Download 27 years of Ars Electronica Prix submissions: prixdata.zip (1.5MB zipped, 15MB unzipped).
This data was pulled from a public-facing Django endpoint:
curl -o prixdata.json "http://archive.aec.at/prixdata/?iDisplayLength=49119&iDisplayStart=0&sEcho=0"(It can take a few minutes for the server to prepare the data.)
After downloading, some metadata was removed:
- The number of submissions each year.
- Some HTML describing a page that displays this data.
- The total number of submissions.
Beyond this, it has not been santized or processed, and features a bunch of HTML meant for formatting on the main search page. Looking at the data, it seems to be formatted as arrays with four values:
<b>\d{4}</b>Corresponding to the year. 2014 only has the winners right now, but every other year has all submissions.- Authorship information. Multiple authors are usually separated by commas, but sometimes by slashes or other markers, due to the inconsistency it is probably the result of free text entry. Institutional affiliation is followed by a | pipe, which appears to be more consistent.
- Title of the work.
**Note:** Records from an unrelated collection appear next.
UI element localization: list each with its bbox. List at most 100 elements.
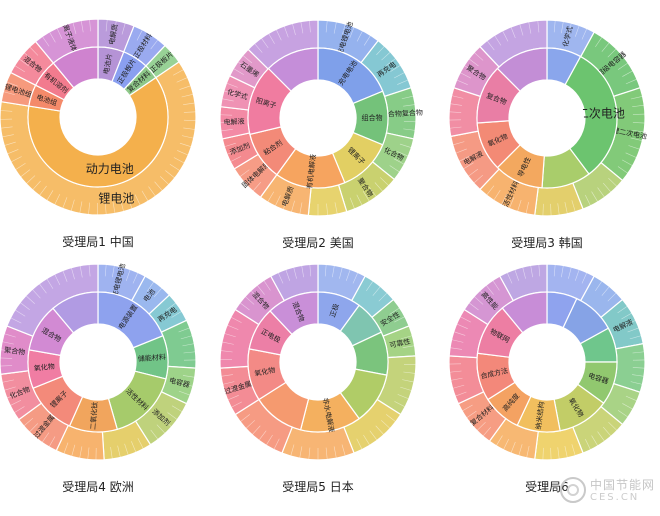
segment-divider: [263, 280, 271, 291]
segment-divider: [403, 128, 416, 131]
segment-divider: [239, 302, 250, 311]
segment-divider: [528, 21, 532, 34]
segment-divider: [300, 21, 304, 34]
segment-divider: [153, 287, 163, 298]
sunburst-panel: 充电锂电池 再充电 聚合物复合物 化合物 聚合物 电解质 固体电解质 添加剂 电解液 化学式 石墨烯…: [208, 8, 428, 258]
segment-divider: [608, 177, 618, 187]
segment-divider: [309, 264, 312, 277]
segment-divider: [584, 438, 591, 450]
segment-divider: [14, 406, 25, 414]
segment-divider: [458, 155, 470, 162]
segment-divider: [571, 200, 576, 212]
segment-divider: [450, 377, 463, 381]
inner-ring-segment: [564, 55, 618, 175]
segment-divider: [23, 52, 34, 61]
segment-divider: [143, 34, 151, 45]
segment-divider: [178, 327, 190, 333]
outer-ring-label: 可靠性: [389, 337, 411, 350]
segment-divider: [4, 333, 16, 338]
center-hole: [281, 81, 355, 155]
segment-divider: [220, 121, 233, 124]
segment-divider: [2, 341, 14, 345]
panel-caption: 受理局6: [525, 480, 569, 494]
segment-divider: [221, 98, 234, 102]
segment-divider: [160, 176, 170, 185]
segment-divider: [39, 283, 47, 294]
segment-divider: [230, 156, 242, 163]
segment-divider: [177, 150, 189, 156]
segment-divider: [473, 174, 483, 184]
segment-divider: [464, 65, 475, 73]
segment-divider: [632, 104, 645, 108]
segment-divider: [450, 103, 462, 106]
segment-divider: [240, 414, 250, 422]
segment-divider: [510, 441, 516, 454]
segment-divider: [62, 197, 68, 209]
segment-divider: [10, 399, 22, 406]
segment-divider: [601, 286, 610, 296]
segment-divider: [325, 447, 328, 460]
segment-divider: [141, 190, 149, 202]
segment-divider: [104, 202, 107, 215]
outer-ring-label: 电解质: [107, 23, 120, 45]
segment-divider: [273, 438, 280, 450]
segment-divider: [542, 447, 544, 460]
segment-divider: [42, 36, 50, 47]
segment-divider: [0, 357, 13, 359]
segment-divider: [0, 349, 13, 352]
inner-ring-label: 组合物: [362, 113, 383, 122]
segment-divider: [10, 156, 22, 163]
segment-divider: [233, 68, 244, 75]
segment-divider: [182, 343, 195, 347]
segment-divider: [538, 264, 541, 277]
segment-divider: [179, 142, 192, 148]
segment-divider: [134, 194, 141, 206]
segment-divider: [169, 163, 181, 172]
segment-divider: [517, 199, 522, 212]
segment-divider: [222, 341, 234, 345]
segment-divider: [245, 420, 255, 429]
segment-divider: [595, 36, 603, 48]
panel-caption: 受理局5 日本: [282, 480, 354, 494]
segment-divider: [4, 386, 16, 391]
segment-divider: [309, 20, 311, 33]
inner-ring-segment: [496, 47, 548, 92]
segment-divider: [597, 187, 605, 198]
segment-divider: [80, 20, 84, 33]
segment-divider: [150, 429, 159, 440]
segment-divider: [256, 285, 265, 295]
segment-divider: [179, 85, 191, 90]
segment-divider: [393, 72, 405, 79]
watermark-text: 中国节能网: [590, 478, 656, 492]
segment-divider: [56, 27, 63, 40]
segment-divider: [252, 182, 262, 192]
segment-divider: [181, 383, 193, 387]
segment-divider: [571, 444, 576, 456]
inner-ring-segment: [52, 291, 99, 334]
segment-divider: [226, 82, 238, 88]
segment-divider: [607, 48, 617, 58]
segment-divider: [341, 23, 346, 36]
segment-divider: [455, 391, 467, 397]
segment-divider: [452, 141, 465, 146]
segment-divider: [325, 20, 328, 33]
segment-divider: [283, 25, 289, 38]
segment-divider: [87, 447, 90, 460]
segment-divider: [352, 272, 359, 284]
segment-divider: [452, 384, 465, 389]
segment-divider: [363, 35, 371, 46]
segment-divider: [506, 272, 513, 284]
segment-divider: [379, 177, 390, 186]
segment-divider: [460, 316, 471, 323]
segment-divider: [400, 386, 412, 391]
sunburst-panel: 充电锂电池 电池 再充电 电容器 添加剂 过渡金属 化合物 聚合物 电源装置 储能材料 活性材料 二氧…: [0, 252, 208, 502]
segment-divider: [224, 333, 236, 338]
segment-divider: [224, 388, 237, 393]
segment-divider: [401, 95, 414, 100]
segment-divider: [519, 23, 524, 36]
segment-divider: [18, 58, 29, 67]
segment-divider: [32, 289, 41, 299]
segment-divider: [630, 96, 643, 100]
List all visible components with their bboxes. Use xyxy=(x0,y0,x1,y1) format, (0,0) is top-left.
If the work was a winner, it is surrounded by HTML bold tags, and includes a link to
/showmode/prix/?id=\d+corresponding to the ID of the piece. Other pieces are also available at /showmode/prix but do not appear to have any additional information besides what is presented in this JSON file. - The entry category.
For the quickest way to work with this data, consider node and some command line tools:
$ node
> var data = require('./prixdata.json');
> data[0][1];
'Nicolas Deveaux'
> var output = '';
> data.forEach(function(piece) { output += piece[3] + '\n'; })
> var fs = require('fs');
> fs.writeFile('output.txt', output);
$ sort output.txt | uniq -c | sort
117 Visionary Pioneers of Media Art
153 Media.Art.Research Award
312 World Wide Web
688 [the next idea]
1083 Net Vision
1199 Net Vision / Net Excellence
1299 .net
1516 cybergeneration - u19 freestyle computing
1781 Computeranimation
2362 Digital Communities
2722 Hybrid Art
2724 Computermusik
2798 Computer Animation / Film / VFX
4221 Computer Animation / Visual Effects
4709 u19 - freestyle computing
5688 Computergraphik
7447 Interactive Art
8300 Digital Musics & Sound Art
The data appears to be pulled from a psql database at 90.146.8.4 called webarchive, but it seems to be meant for internal use only.